The announcement of his exit came Wednesday in an e-mail to staff from CMS Chief Operating Officer Michelle Snyder. It named Dave Nelson, currently director of the office of enterprise management, as acting CIO. Trenkle's last day at the CMS will be Nov. 15.
Trenkle's new position was not announced.
“We're certainly grateful for his service here to CMS,” said CMS communications director Julie Bataille during a press call Wednesday afternoon.
Bataille sidestepped questions about whether Trenkle's departure was related to the HealthCare.gov fiasco. When pressed to elaborate on his role in developing the website, Bataille said, “I don't have anything further to add.”
Snyder also announced that Niall Brennan, now the director of the office of information products and data analytics within the office of enterprise management, will serve as acting director of OEM replacing Nelson.
Trenkle came to the CMS in March 2005, first serving as director of the office of E-Health Standards & Services, where he led federal efforts on electronic prescribing under the Medicare Modernization Act and administrative simplification through data exchange and system interoperability under HIPAA.

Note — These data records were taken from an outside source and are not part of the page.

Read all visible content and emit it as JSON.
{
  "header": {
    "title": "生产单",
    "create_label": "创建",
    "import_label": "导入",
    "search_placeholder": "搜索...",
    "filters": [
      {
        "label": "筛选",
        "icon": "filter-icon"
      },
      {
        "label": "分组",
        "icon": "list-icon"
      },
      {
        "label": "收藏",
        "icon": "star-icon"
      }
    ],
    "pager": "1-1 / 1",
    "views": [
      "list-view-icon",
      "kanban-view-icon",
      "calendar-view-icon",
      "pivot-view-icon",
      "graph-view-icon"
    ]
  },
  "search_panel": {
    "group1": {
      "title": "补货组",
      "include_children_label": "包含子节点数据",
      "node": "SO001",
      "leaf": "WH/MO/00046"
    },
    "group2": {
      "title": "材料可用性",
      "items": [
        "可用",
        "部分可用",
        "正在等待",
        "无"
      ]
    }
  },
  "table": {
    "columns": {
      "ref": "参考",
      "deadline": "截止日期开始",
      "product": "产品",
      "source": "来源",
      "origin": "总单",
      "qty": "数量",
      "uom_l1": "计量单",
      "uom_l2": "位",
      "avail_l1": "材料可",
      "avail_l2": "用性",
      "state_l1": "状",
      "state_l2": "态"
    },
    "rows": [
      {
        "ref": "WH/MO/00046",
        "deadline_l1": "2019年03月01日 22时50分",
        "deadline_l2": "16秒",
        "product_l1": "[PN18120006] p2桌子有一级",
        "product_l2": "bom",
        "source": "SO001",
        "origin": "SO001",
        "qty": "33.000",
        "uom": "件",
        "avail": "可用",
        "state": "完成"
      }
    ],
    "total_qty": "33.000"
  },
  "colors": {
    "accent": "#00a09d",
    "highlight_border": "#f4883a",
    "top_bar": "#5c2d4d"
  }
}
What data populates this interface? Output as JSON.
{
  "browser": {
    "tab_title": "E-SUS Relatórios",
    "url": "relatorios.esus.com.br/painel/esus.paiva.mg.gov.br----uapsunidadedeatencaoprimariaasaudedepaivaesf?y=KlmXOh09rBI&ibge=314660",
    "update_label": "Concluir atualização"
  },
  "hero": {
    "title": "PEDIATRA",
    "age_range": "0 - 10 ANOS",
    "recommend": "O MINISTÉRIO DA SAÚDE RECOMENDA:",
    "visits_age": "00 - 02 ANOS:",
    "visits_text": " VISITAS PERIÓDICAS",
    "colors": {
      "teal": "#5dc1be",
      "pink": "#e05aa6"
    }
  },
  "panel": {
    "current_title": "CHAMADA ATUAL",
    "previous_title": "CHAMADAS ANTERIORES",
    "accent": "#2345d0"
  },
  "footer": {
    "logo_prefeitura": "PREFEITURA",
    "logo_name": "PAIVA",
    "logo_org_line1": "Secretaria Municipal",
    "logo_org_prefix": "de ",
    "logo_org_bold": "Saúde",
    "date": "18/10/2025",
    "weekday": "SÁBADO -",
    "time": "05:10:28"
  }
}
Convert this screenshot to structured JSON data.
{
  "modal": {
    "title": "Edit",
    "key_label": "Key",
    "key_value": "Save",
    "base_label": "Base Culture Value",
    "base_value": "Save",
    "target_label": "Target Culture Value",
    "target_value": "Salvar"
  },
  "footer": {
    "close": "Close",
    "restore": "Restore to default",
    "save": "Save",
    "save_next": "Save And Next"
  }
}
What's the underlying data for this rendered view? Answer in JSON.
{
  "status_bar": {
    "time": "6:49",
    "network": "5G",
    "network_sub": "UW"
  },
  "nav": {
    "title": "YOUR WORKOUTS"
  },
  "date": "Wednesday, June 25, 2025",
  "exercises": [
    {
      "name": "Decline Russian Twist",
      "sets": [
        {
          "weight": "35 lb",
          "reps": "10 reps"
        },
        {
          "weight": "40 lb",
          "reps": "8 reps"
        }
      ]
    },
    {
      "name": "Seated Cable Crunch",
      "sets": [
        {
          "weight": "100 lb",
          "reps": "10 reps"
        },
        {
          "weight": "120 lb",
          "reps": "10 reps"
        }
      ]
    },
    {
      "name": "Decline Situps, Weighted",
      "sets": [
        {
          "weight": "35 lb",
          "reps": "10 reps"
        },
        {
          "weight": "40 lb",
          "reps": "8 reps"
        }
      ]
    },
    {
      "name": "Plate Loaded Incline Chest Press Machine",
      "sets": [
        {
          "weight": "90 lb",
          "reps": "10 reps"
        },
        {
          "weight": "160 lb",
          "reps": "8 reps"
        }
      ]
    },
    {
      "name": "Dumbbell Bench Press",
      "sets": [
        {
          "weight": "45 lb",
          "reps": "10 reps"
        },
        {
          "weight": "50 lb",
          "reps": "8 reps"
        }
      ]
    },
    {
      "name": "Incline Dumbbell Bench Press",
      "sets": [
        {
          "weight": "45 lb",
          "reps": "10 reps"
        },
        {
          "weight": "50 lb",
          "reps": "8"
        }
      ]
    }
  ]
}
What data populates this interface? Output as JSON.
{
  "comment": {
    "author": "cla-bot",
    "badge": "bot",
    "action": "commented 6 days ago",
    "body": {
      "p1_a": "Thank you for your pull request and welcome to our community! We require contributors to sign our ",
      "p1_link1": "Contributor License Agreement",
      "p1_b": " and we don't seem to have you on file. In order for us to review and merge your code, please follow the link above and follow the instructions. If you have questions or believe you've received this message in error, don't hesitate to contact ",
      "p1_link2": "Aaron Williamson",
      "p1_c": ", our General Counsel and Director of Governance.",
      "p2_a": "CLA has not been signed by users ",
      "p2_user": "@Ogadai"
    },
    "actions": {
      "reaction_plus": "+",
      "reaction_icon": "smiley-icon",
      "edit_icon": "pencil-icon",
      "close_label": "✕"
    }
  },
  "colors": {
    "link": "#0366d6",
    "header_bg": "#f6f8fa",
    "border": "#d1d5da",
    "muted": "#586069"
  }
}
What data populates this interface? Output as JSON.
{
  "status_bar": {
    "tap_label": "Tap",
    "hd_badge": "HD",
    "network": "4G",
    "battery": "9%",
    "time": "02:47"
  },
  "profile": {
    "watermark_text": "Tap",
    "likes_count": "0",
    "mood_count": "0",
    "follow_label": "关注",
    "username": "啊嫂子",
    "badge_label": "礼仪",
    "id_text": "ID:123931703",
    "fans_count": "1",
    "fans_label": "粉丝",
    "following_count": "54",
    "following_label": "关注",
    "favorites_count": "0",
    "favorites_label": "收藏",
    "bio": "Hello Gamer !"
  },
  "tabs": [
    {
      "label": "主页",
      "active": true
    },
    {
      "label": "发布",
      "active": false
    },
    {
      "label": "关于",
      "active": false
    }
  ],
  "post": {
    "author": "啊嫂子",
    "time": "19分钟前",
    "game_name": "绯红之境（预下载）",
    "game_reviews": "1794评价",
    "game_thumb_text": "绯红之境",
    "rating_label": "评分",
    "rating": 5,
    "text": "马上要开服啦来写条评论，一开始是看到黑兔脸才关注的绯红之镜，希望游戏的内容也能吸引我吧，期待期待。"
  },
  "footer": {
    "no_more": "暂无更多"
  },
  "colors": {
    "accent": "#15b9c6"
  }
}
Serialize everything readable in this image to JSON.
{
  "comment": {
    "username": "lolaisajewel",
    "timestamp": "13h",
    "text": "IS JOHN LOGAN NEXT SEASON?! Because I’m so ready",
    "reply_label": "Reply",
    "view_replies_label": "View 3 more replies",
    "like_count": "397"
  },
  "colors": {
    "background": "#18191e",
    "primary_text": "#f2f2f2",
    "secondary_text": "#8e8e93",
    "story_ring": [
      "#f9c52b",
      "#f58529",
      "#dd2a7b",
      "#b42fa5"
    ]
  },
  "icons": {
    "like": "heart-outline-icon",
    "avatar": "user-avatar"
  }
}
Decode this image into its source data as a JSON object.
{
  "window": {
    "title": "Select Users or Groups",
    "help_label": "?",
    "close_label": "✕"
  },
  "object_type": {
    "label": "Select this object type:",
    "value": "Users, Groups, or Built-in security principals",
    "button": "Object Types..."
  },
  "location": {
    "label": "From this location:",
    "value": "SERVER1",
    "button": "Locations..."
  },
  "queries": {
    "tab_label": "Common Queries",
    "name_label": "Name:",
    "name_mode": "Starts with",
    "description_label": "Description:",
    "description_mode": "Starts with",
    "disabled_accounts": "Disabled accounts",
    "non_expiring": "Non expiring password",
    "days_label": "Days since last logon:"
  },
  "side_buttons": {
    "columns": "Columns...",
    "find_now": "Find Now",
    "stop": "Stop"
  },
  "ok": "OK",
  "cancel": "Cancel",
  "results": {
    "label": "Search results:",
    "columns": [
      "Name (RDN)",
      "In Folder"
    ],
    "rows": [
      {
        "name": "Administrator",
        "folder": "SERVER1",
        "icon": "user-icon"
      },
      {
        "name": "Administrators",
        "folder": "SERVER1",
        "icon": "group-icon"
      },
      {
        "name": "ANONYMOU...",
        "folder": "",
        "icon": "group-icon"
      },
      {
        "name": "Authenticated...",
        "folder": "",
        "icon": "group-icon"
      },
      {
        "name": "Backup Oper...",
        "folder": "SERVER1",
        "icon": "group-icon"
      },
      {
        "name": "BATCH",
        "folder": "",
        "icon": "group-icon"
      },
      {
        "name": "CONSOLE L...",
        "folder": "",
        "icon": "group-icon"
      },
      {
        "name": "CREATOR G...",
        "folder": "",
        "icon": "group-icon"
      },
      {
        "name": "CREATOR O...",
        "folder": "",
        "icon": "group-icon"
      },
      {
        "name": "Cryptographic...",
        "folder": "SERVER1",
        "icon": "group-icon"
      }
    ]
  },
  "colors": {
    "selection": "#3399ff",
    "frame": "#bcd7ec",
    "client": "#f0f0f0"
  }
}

In November, 2010, then-CMS Administrator Dr. Donald Berwick named Trenkle acting director of the office of information services.
As CIO, Trenkle “provided oversight and leadership” for $2 billion in annual information technology products and services, Snyder said.
Trenkle also served as a member of the Health IT Policy Committee, which advises the HHS Office of the National Coordinator for Health Information Technology.
A Trenkle trademark is his deliberate manner of speech.
“What a remarkable guy,” said Dr. John Halamka, vice-chair of the Health IT Standards Committee, which, like the HITPC, advises the national coordinator. Halamka is CIO of Beth Israel Deaconess Medical Center, Boston. “I worked with him before he took the CIO role when he had the meaningful use Stage 1 role at CMS,” Halamka said. Trenkle had “a lot of the responsibility” for drafting the Stage 1 rule and well as being “very involved, very engaged” in health IT standards development, he said.
“People thought of him as a very capable guy in general. I supposed he was promoted through the ranks of CMS was because of his capacity to deliver. What I saw, he delivered consistently,” Halamka said.